« Le château sur la colline » nous conduit en Angleterre durant le blitz, cette période courant de juin 1940, défaite de l'armée française, à juin 1941, début de l'offensive allemande à l'est. Année terrible où le Royaume Uni s'opposa seul à l'Allemagne et à ses alliés et où la population à qui
Churchill avait promis « des larmes, de la sueur et du sang » passa « de l'épouvante à la sérénité » pour reprendre le sous titre donné par
Elisabeth Goudge.
Publié dès l'automne 1941, par une femme vivant sur la cote sud du Devon, donc en première ligne, c'est un livre superbe, qui trouvera son prolongement dans «
par amour » de
Valérie Tong Cuong qui décrit les bombardements du HAVRE entre 1940 et 1944 et qui pose la question « que restait-il de solide dans nos vies ? ».
N'ayant pas été réédité depuis 1948, et n'ayant jamais été publié en forme poche, contrairement aux autres oeuvres de ce grand écrivain, « le château sur la colline » est peu connu en France et je vais donc en commettre un bref résumé en espérant ainsi développer son lectorat.
L'héroïne, Mlle Brown, se retrouve au printemps 1940 expulsée de sa maison côtière, réquisitionnée par l'armée puis détruite par la Luftwaffe. Elle erre dans Londres et finit par embarquer dans un train en partance vers la province après avoir croisé un violoniste juif, M. Isaacson, contraint de fuir Leipzig et terrorisé par la tournure des événements.
Dans le train Mlle Brown est distinguée par M Birley, un historien médiéval réputé, descendant de ces familles normandes qui, aux cotés de Guillaume, ont apporté la civilisation aux anglais. M Birley cherche une gouvernante pour prendre en main sa propriété Birley Castle, « le château sur la colline », à proximité du village de Torhaven. M Birley est pleinement conscient que sa destinée sera tragique, pris en tenaille comme il l'est entre le fisc britannique et la menace nazie.

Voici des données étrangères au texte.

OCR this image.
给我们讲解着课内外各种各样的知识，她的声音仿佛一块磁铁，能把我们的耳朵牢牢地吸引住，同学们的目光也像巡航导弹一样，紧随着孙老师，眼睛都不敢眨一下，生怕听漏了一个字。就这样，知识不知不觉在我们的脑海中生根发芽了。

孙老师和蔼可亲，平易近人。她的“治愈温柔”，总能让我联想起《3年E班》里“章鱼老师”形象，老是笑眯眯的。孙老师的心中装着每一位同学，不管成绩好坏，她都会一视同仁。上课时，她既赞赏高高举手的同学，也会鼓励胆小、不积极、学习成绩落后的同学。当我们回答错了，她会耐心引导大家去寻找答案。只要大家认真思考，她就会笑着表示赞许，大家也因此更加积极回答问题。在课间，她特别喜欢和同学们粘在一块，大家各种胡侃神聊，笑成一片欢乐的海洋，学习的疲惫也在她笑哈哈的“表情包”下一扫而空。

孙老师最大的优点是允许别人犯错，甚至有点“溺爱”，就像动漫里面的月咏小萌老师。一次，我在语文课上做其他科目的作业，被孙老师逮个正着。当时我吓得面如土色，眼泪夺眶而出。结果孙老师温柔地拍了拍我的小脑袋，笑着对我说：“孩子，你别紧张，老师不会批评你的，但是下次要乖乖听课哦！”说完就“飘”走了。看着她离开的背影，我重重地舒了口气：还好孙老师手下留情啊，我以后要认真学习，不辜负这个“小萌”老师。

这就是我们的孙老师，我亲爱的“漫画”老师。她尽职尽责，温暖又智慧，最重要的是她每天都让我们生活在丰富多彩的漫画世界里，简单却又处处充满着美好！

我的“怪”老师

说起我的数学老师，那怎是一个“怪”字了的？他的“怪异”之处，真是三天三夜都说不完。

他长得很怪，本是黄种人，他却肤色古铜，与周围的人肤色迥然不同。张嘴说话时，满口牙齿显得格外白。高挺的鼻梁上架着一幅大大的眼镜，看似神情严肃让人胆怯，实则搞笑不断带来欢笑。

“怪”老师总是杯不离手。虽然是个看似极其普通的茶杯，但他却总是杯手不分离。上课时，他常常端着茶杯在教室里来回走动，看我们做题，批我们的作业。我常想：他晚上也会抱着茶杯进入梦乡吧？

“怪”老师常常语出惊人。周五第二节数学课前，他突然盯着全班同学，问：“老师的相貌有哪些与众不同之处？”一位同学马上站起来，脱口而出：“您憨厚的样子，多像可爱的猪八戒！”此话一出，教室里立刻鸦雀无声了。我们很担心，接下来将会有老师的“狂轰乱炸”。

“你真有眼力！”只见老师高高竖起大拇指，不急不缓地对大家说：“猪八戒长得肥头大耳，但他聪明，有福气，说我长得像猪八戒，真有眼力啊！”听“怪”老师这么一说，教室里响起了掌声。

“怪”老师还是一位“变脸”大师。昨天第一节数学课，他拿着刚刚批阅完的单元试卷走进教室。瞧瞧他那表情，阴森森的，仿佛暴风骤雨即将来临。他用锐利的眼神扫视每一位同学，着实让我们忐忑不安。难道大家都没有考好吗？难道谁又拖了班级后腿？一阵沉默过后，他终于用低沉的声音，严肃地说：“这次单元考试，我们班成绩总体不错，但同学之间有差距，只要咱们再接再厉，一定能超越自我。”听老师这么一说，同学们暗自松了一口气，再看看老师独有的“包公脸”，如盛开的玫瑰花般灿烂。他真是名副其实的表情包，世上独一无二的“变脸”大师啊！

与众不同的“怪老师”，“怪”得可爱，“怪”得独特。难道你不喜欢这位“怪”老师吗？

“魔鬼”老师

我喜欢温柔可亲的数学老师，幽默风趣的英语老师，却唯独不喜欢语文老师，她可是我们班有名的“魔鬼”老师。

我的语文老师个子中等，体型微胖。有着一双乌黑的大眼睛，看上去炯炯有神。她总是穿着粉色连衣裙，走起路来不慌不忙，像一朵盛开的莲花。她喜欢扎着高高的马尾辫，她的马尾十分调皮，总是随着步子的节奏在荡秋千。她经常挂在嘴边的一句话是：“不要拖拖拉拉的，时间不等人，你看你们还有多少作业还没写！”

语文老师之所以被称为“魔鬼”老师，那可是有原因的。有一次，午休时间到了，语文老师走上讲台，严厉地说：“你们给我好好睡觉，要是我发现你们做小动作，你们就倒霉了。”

M Birley y vit en compagnie de
deux neveux, Richard, l'ainé pilote dans la RAF et Stephen, architecte et objecteur de conscience. Dans le village vit un docteur et sa gracieuse fille Prue, qui, le lecteur s'en doute, ne laissera pas indifférents Richard et Stephen. Mlle Brown accepte de manager Birley Castle et son équipe constituée d'un majordome M Boulder, ancien combattant, et de Miss Heather, une veuve.
Le hasard, ou la
providence, vont conduire à Torhaven, M Isaacson accompagné de
deux fillettes Moppet et Poppet, fuyant Londres et les bombardements.
Le décor est planté, les acteurs introduits, la tragédie peut commencer avec son cortège de héros, de morts, de blessés, et la destruction d'un patrimoine multi séculaire.
Mais par delà ces sacrifices librement consentis, l'Angleterre vivra éternellement, fidèle à sa vocation … bel acte d'espérance publié quelques semaines avant Pearl Harbour et le déferlement japonais sur l'empire britannique !
Pages superbes, avec peu de dialogues, mais beaucoup d'introspections idéales pour décrire ces personnages et leurs états d'âmes ou pour nous peindre ces paysages anglo normands éternels. Pages bouleversantes quand l'auteur, une femme qui n'a pourtant jamais piloté un avion, nous embarque avec Richard pour défendre Torhaven et le royaume.
« Le Château sur la colline », est à mon avis, du même niveau que le « silence de la mer » de Jean BRULLER (alias VERCORS) ou que «
Suite française » d'
Irène NEMIROVSKI,
deux chefs d'oeuvres rédigés à la même époque.